Augmentation des montants maximaux Le calcul de la PC ne tient compte des frais de loyer que dans certaines limites. En effet, les frais de location d’un appartement et les frais accessoires ne sont reconnus qu’à hauteur de 13 200 francs par an pour les personnes seules et de 15 000 francs pour les couples mariés et les personnes avec enfants. Inchangés depuis 2001, ces montants maximaux ne correspondent plus depuis longtemps aux besoins réels des bénéficiaires de PC, en particulier des familles avec enfants. La réforme des PC apporte des améliorations, surtout pour celles-ci. Pour déterminer le montant maximal reconnu au titre du loyer, il sera possible à l’avenir de tenir compte dans le calcul de la PC de quatre personnes par ménage au lieu de deux actuellement. Le nouveau mode de calcul définit un montant de base pour la première personne d’un ménage et un complément dégressif pour chaque personne supplémentaire. Les relations existant entre ces personnes ne jouent aucun rôle : deux personnes qui ont droit aux PC pourront à l’avenir faire valoir le même montant maximal reconnu au titre du loyer, qu’elles soient mariées ou non.

Afin de tenir compte des écarts régionaux des coûts du loyer, toutes les communes seront réparties entre trois régions et des montants différenciés y seront appliqués. Au total, douze montants maximaux différents sont ainsi prévus au lieu de deux actuellement (cf. tableau T1). Les montants retenus par le Parlement sont conformes à la proposition du Conseil fédéral et visent à répondre aux besoins réels des bénéficiaires de PC. L’objectif est qu’ils permettent de couvrir, dans la plupart des cas, les coûts effectifs du loyer, étant donné la région et le type de ménage considérés.

Meilleure prise en compte de la fortune Le calcul de la PC tient compte chaque année, après déduc
tion d’une franchise, d’un pourcentage de la fortune en tant que revenu déterminant. C’est ce que l’on appelle 
l’imputation de la fortune. Ce système a pour conséquence que les personnes très riches ne peuvent pas prétendre à 
des PC, parce que leurs revenus déterminants excèdent 
leurs dépenses reconnues. Le niveau à partir duquel la fortune entraîne la perte du droit aux PC dépend toutefois du montant des dépenses reconnues et varie donc d’une personne à l’autre. Comme les dépenses reconnues des bénéficiaires de PC vivant dans un home atteignent souvent un niveau élevé, un droit aux PC peut actuellement exister même lorsque la fortune s’élève à plusieurs centaines de 
milliers de francs.

Pas de droit aux PC au-delà d’une certaine fortune Dans son message sur la réforme des PC, le Conseil fédéral avait examiné la possibilité de priver de PC les personnes dont la fortune excède un certain plafond. Il avait toutefois renoncé à introduire un tel système en raison des difficultés qui pouvaient en résulter pour les personnes propriétaires de leur logement. Le Parlement a, au contraire, décidé que les personnes vivant seules dont la fortune est supérieure à 100 000 francs et les couples mariés dont la fortune est supérieure à 200 000 francs n’auront plus droit aux PC. Afin d’éviter que les personnes propriétaires d’un logement, dont la fortune est généralement supérieure à ces montants, soient obligées de vendre leur maison ou leur appartement, les biens immobiliers servant d’habitation à leur propriétaire seront exclus de l’évaluation du montant de la fortune déterminant pour le droit aux PC. Ils continueront toutefois d’être pris en compte dans le calcul de l’imputation de la fortune après déduction d’une franchise.

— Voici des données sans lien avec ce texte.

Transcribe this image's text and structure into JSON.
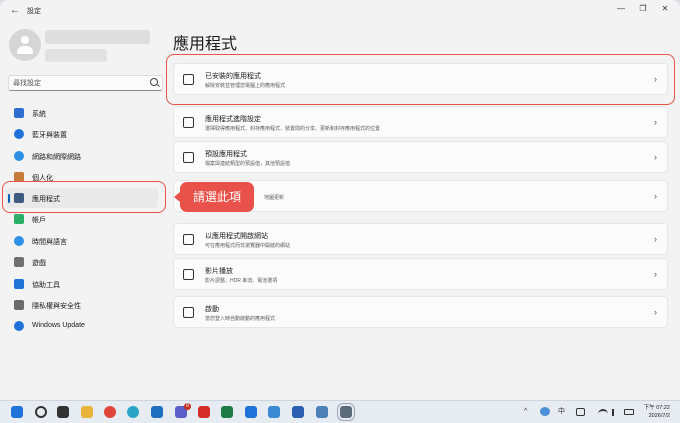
{
  "window": {
    "title": "設定",
    "back_symbol": "←",
    "minimize_symbol": "—",
    "maximize_symbol": "❐",
    "close_symbol": "✕"
  },
  "sidebar": {
    "search_placeholder": "尋找設定",
    "items": [
      {
        "label": "系統",
        "icon": "system-icon",
        "color": "#2f6fd1"
      },
      {
        "label": "藍牙與裝置",
        "icon": "bluetooth-icon",
        "color": "#1f73d8"
      },
      {
        "label": "網路和網際網路",
        "icon": "network-icon",
        "color": "#2d8fe6"
      },
      {
        "label": "個人化",
        "icon": "personalization-icon",
        "color": "#c77b3b"
      },
      {
        "label": "應用程式",
        "icon": "apps-icon",
        "color": "#3d5a80",
        "selected": true
      },
      {
        "label": "帳戶",
        "icon": "accounts-icon",
        "color": "#2bae66"
      },
      {
        "label": "時間與語言",
        "icon": "time-language-icon",
        "color": "#2d8fe6"
      },
      {
        "label": "遊戲",
        "icon": "gaming-icon",
        "color": "#707070"
      },
      {
        "label": "協助工具",
        "icon": "accessibility-icon",
        "color": "#1f73d8"
      },
      {
        "label": "隱私權與安全性",
        "icon": "privacy-shield-icon",
        "color": "#6b6b6b"
      },
      {
        "label": "Windows Update",
        "icon": "windows-update-icon",
        "color": "#1f73d8"
      }
    ]
  },
  "main": {
    "title": "應用程式",
    "chevron": "›",
    "cards": [
      {
        "title": "已安裝的應用程式",
        "desc": "解除安裝並管理您電腦上的應用程式",
        "icon": "installed-apps-icon"
      },
      {
        "title": "應用程式進階設定",
        "desc": "選擇取得應用程式、封存應用程式、裝置間的分享、更新和封存應用程式的位置",
        "icon": "advanced-app-settings-icon"
      },
      {
        "title": "預設應用程式",
        "desc": "檔案與連結類型的預設值，其他預設值",
        "icon": "default-apps-icon"
      },
      {
        "title": "",
        "desc": "地圖更新",
        "icon": "offline-maps-icon"
      },
      {
        "title": "以應用程式開啟網站",
        "desc": "可在應用程式而非瀏覽器中開啟的網站",
        "icon": "apps-for-websites-icon"
      },
      {
        "title": "影片播放",
        "desc": "影片調整、HDR 串流、電池選項",
        "icon": "video-playback-icon"
      },
      {
        "title": "啟動",
        "desc": "當您登入時自動啟動的應用程式",
        "icon": "startup-icon"
      }
    ]
  },
  "callout": {
    "text": "請選此項"
  },
  "taskbar": {
    "apps": [
      {
        "icon": "start-windows-icon",
        "color": "#1f73d8"
      },
      {
        "icon": "search-icon",
        "color": "#333333"
      },
      {
        "icon": "task-view-icon",
        "color": "#333333"
      },
      {
        "icon": "file-explorer-icon",
        "color": "#e8b43a"
      },
      {
        "icon": "chrome-icon",
        "color": "#e0453a"
      },
      {
        "icon": "edge-icon",
        "color": "#2aa5c8"
      },
      {
        "icon": "outlook-icon",
        "color": "#1f6fbf"
      },
      {
        "icon": "teams-icon",
        "color": "#5b5fc7"
      },
      {
        "icon": "acrobat-icon",
        "color": "#d62b2b"
      },
      {
        "icon": "excel-icon",
        "color": "#1e7a45"
      },
      {
        "icon": "outlook-new-icon",
        "color": "#1f73d8"
      },
      {
        "icon": "photos-icon",
        "color": "#3a8ad6"
      },
      {
        "icon": "word-icon",
        "color": "#2b5fb3"
      },
      {
        "icon": "calculator-icon",
        "color": "#4a7fb8"
      },
      {
        "icon": "settings-icon",
        "color": "#5b6b7b"
      }
    ],
    "teams_badge": "8",
    "tray": {
      "chevron_up": "^",
      "ime_mode": "中",
      "clock_time": "下午 07:22",
      "clock_date": "2026/7/2"
    }
  }
}
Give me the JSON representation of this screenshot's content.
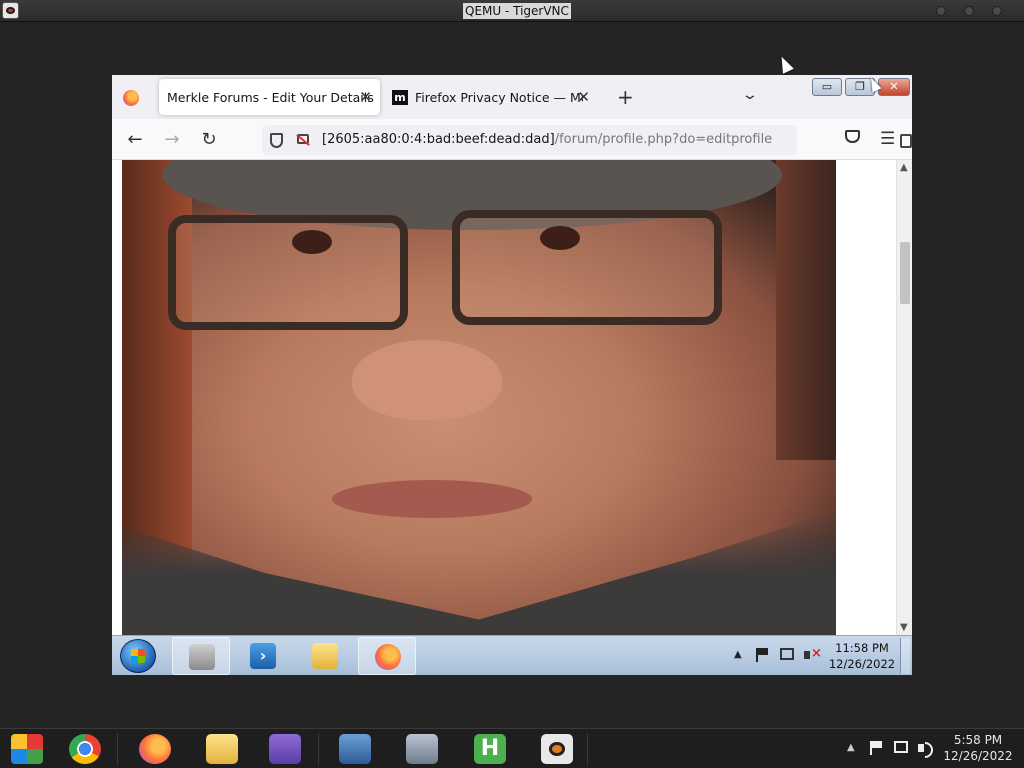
{
  "host": {
    "window_title": "QEMU - TigerVNC",
    "clock": {
      "time": "5:58 PM",
      "date": "12/26/2022"
    }
  },
  "browser": {
    "tabs": [
      {
        "label": "Merkle Forums - Edit Your Details",
        "active": true
      },
      {
        "label": "Firefox Privacy Notice — Mozilla",
        "active": false,
        "favicon": "m"
      }
    ],
    "new_tab": "+",
    "url": {
      "host": "[2605:aa80:0:4:bad:beef:dead:dad]",
      "path": "/forum/profile.php?do=editprofile"
    },
    "window_controls": {
      "minimize": "▭",
      "maximize": "❐",
      "close": "✕"
    }
  },
  "page": {
    "profile_photo": "close-up portrait of a man wearing glasses"
  },
  "guest_taskbar": {
    "clock": {
      "time": "11:58 PM",
      "date": "12/26/2022"
    }
  },
  "icons": {
    "nav": [
      "back-arrow-icon",
      "forward-arrow-icon",
      "reload-icon"
    ],
    "url": [
      "shield-icon",
      "insecure-lock-icon",
      "reader-view-icon",
      "bookmark-star-icon"
    ],
    "toolbar": [
      "pocket-icon",
      "hamburger-menu-icon"
    ],
    "guest_taskbar": [
      "start-orb-icon",
      "server-manager-icon",
      "powershell-icon",
      "file-explorer-icon",
      "firefox-icon"
    ],
    "host_taskbar": [
      "photos-icon",
      "chrome-icon",
      "firefox-icon",
      "file-manager-icon",
      "network-icon",
      "remote-desktop-icon",
      "installer-icon",
      "hexchat-icon",
      "tigervnc-icon"
    ]
  },
  "colors": {
    "guest_taskbar": "#b9cde4",
    "close_button": "#c2432c",
    "host_taskbar": "#1e1e1e"
  }
}
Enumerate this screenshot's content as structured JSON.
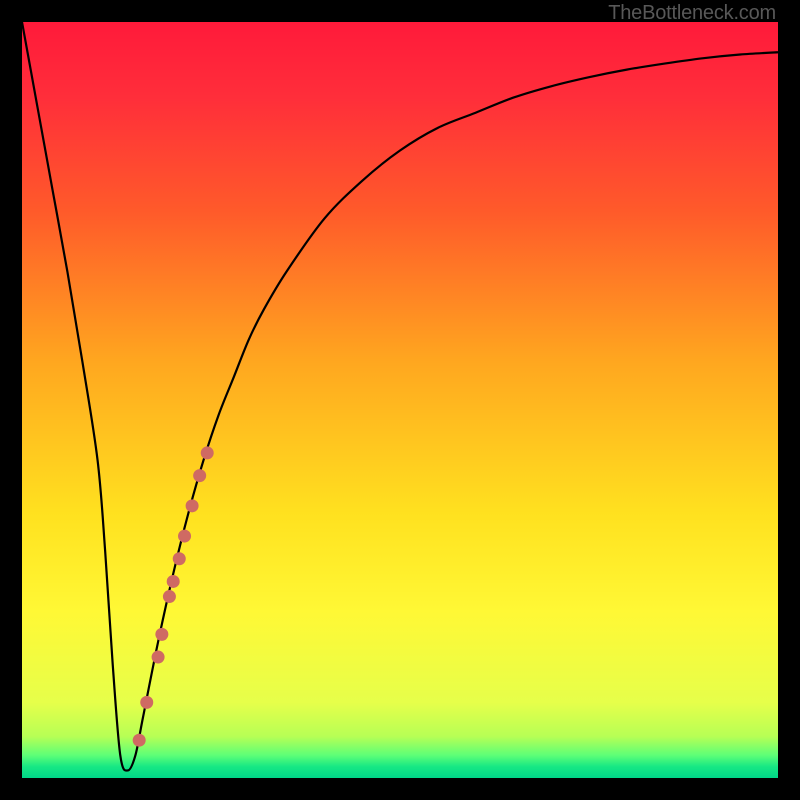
{
  "watermark": "TheBottleneck.com",
  "colors": {
    "curve": "#000000",
    "dots": "#cf6a63",
    "gradient_stops": [
      {
        "offset": 0.0,
        "color": "#ff1a3a"
      },
      {
        "offset": 0.1,
        "color": "#ff2e3a"
      },
      {
        "offset": 0.25,
        "color": "#ff5a2a"
      },
      {
        "offset": 0.45,
        "color": "#ffa71f"
      },
      {
        "offset": 0.65,
        "color": "#ffe11f"
      },
      {
        "offset": 0.78,
        "color": "#fff835"
      },
      {
        "offset": 0.9,
        "color": "#e6ff4a"
      },
      {
        "offset": 0.945,
        "color": "#b7ff55"
      },
      {
        "offset": 0.97,
        "color": "#5dff77"
      },
      {
        "offset": 0.985,
        "color": "#17e884"
      },
      {
        "offset": 1.0,
        "color": "#00d688"
      }
    ]
  },
  "chart_data": {
    "type": "line",
    "title": "",
    "xlabel": "",
    "ylabel": "",
    "xlim": [
      0,
      100
    ],
    "ylim": [
      0,
      100
    ],
    "series": [
      {
        "name": "bottleneck-curve",
        "x": [
          0,
          2,
          4,
          6,
          8,
          10,
          11,
          12,
          13,
          14,
          15,
          16,
          18,
          20,
          22,
          24,
          26,
          28,
          30,
          32,
          35,
          40,
          45,
          50,
          55,
          60,
          65,
          70,
          75,
          80,
          85,
          90,
          95,
          100
        ],
        "y": [
          100,
          89,
          78,
          67,
          55,
          42,
          30,
          15,
          3,
          1,
          3,
          8,
          18,
          27,
          35,
          42,
          48,
          53,
          58,
          62,
          67,
          74,
          79,
          83,
          86,
          88,
          90,
          91.5,
          92.7,
          93.7,
          94.5,
          95.2,
          95.7,
          96
        ]
      }
    ],
    "markers": {
      "name": "highlight-dots",
      "color": "#cf6a63",
      "points": [
        {
          "x": 15.5,
          "y": 5
        },
        {
          "x": 16.5,
          "y": 10
        },
        {
          "x": 18.0,
          "y": 16
        },
        {
          "x": 18.5,
          "y": 19
        },
        {
          "x": 19.5,
          "y": 24
        },
        {
          "x": 20.0,
          "y": 26
        },
        {
          "x": 20.8,
          "y": 29
        },
        {
          "x": 21.5,
          "y": 32
        },
        {
          "x": 22.5,
          "y": 36
        },
        {
          "x": 23.5,
          "y": 40
        },
        {
          "x": 24.5,
          "y": 43
        }
      ]
    }
  }
}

calcul de l’imputation de la fortune Les franchises sur la fortune, c’est-à-dire la part de la fortune qui n’est pas prise en compte dans l’imputation de la fortune, s’élèvent actuellement à 37 500 francs pour les personnes seules et à 60 000 francs pour les couples mariés. Dans le cadre de la réforme des PC, ces franchises sont abaissées à respectivement 30 000 et 50 000 francs.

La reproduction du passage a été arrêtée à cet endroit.